Functional T-observers

This article is a contribution to behavioral observer theory which was started by Valcher and Willems in 1999 and which was recently exposed by Fuhrmann in a comprehensive survey article. It is also a further development of the article on T-observers by Oberst and the author. For a given continuous or discrete time linear time-invariant behavior we assume that a linear function of a trajectory (e.g., some components) can be measured. We are interested in estimating another linear function of this trajectory.We generalize the notions of T-observability and T-observers introduced by Oberst and the author. T denotes a multiplicatively closed subset of the ring of operators. For different choices of T,T-observability coincides with observability, reconstructibility, trackability, or detectability, a T-observer is an exact, dead-beat, tracking, or asymptotic observer.
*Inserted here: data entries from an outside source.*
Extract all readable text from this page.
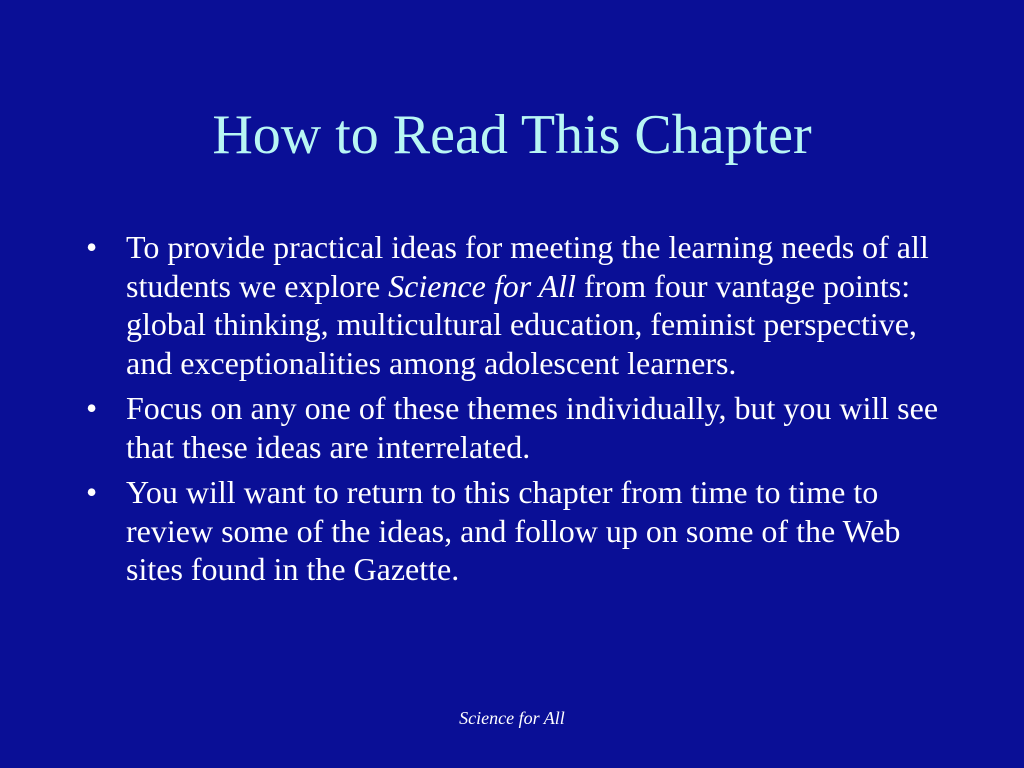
How to Read This Chapter
• To provide practical ideas for meeting the learning needs of all students we explore Science for All from four vantage points: global thinking, multicultural education, feminist perspective, and exceptionalities among adolescent learners.
• Focus on any one of these themes individually, but you will see that these ideas are interrelated.
• You will want to return to this chapter from time to time to review some of the ideas, and follow up on some of the Web sites found in the Gazette.
Science for All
We show the equivalence of T-observability and the existence of T-observers and give a constructive parametrization of all T-observers. Corresponding results for proper T-observers are also presented.Partial observation of the state of a Kalman state space system (compare e.g. Fuhrmann’s work) is a special case of our setting, and so are the observers of certain unknown components of a behavior studied by Bisiacco, Valcher, and Willems. The first result on functional observers in context with Rosenbrock equations or polynomial matrix descriptions is due to Wolovich (1974).